How gaming graphics changed the world: Nvidia AI Conference Sydney
The Singularity, the hypothetical moment in time when artificial intelligence becomes capable of recursive self-improvement, could radically change human civilisation almost overnight.
According to the boffins at Nvidia, we may owe the next big leap in human technological advancement to gamers' desire for better PC graphics.
Last week, graphics cards power-house Nvidia hosted their AI event in Sydney's International Conference Centre. There they invited developers to check out their advances in deep learning and their new Turing-class GPUs.
In a relatively short amount of time machine learning has gone from theory to reality, Nvidia's DGX systems are giving scientist the tools needed to train the artificial intelligence that is going to revolutionise the world.
And it's all thanks to a couple of GeForce GTX580 graphics cards.
In his keynote speech, Marc Hamilton, Nvidia's Vice President of Solutions Architecture and Engineering, looked back at how the power of GPU CUDA cores were first harnessed for AI.
In 2012, University of Toronto Students Alex Krizhevsky and Ilya Sutskever, along with their professor, Geoffrey Hinton, entered the ImageNet Large Scale Visual Recognition Challenge, with a convolutional neural network programmed in CUDA, running on two off the shelf Nvidia graphics cards. The trio won the competition and set up a company that was promptly purchased by Google.
Professor Hinton is also the great-great-grandson George Boole (the English mathematician that came up with Boolean algebra), proving that the apple doesn't fall far from the tree.
But why GPUs? Nvidia's Marc Hamilton explained that whilst CPUs are good at taking a packet of information and sequentially processing it, they do so one-by-one. GPU technology, on the other hand was developed with the need to get thirty images render rendered and up on the screen a second. It's this technology that vert basically speaking make GPUs so efficient for training convolutional neural networks.
And it is the application of this cutting-edge technology that Nvidia was showing off to the media at the conference.
The most visually impressive application has to be real-time ray tracing. Nvidia's showcase demo, running on RTX infused Quattro GPUs, had a photoreal model of a Porsche with ray-traced lighting that could be adjusted on the fly. The detail was amazing, right down to the refraction in the headlight lenses.

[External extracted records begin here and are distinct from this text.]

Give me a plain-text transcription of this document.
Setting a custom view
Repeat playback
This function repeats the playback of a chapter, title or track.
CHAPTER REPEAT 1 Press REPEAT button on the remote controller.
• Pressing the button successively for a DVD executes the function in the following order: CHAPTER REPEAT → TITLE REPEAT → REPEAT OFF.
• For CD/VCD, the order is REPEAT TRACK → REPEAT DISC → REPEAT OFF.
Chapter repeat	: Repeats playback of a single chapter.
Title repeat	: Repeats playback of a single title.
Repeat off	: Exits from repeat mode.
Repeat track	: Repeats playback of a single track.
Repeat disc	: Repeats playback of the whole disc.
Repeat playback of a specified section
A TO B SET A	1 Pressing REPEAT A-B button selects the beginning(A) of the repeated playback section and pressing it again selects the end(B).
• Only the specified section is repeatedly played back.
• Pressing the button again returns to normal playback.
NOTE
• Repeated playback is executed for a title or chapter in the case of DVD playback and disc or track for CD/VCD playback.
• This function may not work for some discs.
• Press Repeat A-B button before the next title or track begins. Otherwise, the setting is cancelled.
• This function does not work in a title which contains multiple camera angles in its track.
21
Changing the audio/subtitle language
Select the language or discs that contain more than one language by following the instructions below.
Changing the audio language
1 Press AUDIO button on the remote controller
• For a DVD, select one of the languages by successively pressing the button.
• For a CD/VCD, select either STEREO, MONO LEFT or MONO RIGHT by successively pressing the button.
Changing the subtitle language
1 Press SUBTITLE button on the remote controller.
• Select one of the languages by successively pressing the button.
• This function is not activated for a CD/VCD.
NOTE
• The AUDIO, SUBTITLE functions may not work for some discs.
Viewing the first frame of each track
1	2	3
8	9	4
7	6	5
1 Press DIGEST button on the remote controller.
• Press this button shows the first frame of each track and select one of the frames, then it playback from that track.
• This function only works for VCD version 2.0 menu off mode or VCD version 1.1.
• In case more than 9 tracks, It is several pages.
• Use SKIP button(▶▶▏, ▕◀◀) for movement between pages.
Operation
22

Apart from looking very cool, real-time ray-tracing allows designer to examine their products in real-world lighting situation rather than relay on software tricks. Amazingly, the upcoming Shadow of the Tomb Raider and Battlefield V games will both feature this technology courtesy of GeForce RTX GPUs.
Another mind-blowing visual application that Nvidia were showing of was in the form of a couple of Adobe Photoshop plugins using the machine learning of Turing-based RTX and Quattro GPUs. Super Rez makes the formally impossible/ridiculous CSI-style image enhancements almost a reality. A low-resolution image can be cleaned up with the plug-in actually adding in information. The result is an image with better clarity and more detail than the original photograph. The other plug-in, InPaint, allows users to literally paint-out objects and people from photographs- both amazing and slightly unnerving.
Nvidia's AI technology is also revolutionising medicine by enabling what would ordinarily be a series of 2D scans to be realised as 3D models. Medical professionals will be able to use this technology to better diagnose aliments and more effectively treat patients.
Another demonstration, less glamorous, but still impressive, showed how Nvidia's AI technology monitored their office parking garage. Using hundreds of cameras, the GPUs disseminate the data from the camera images, monitoring users parking habits and watching out for suspicious or erratic driver behaviour.
Poetically, the technology has come full circle in that the upcoming GeForce RTX2080 gaming GPUs are built upon the hardware advances that have come out of Nvidia's machine-learning R-D. Very soon gamers will be able to experience the holy grail of 3D graphics, real-time ray tracing, in their games courtesy of these Turing-based GPUs.
With applications ranging from entertainment to autonomous vehicles, machine learning is already having a huge impact on our day-to-day lives. It is said that we will not be aware that the Singularity is occurring, we will only be aware once it has happened. That day may just be sooner than we think.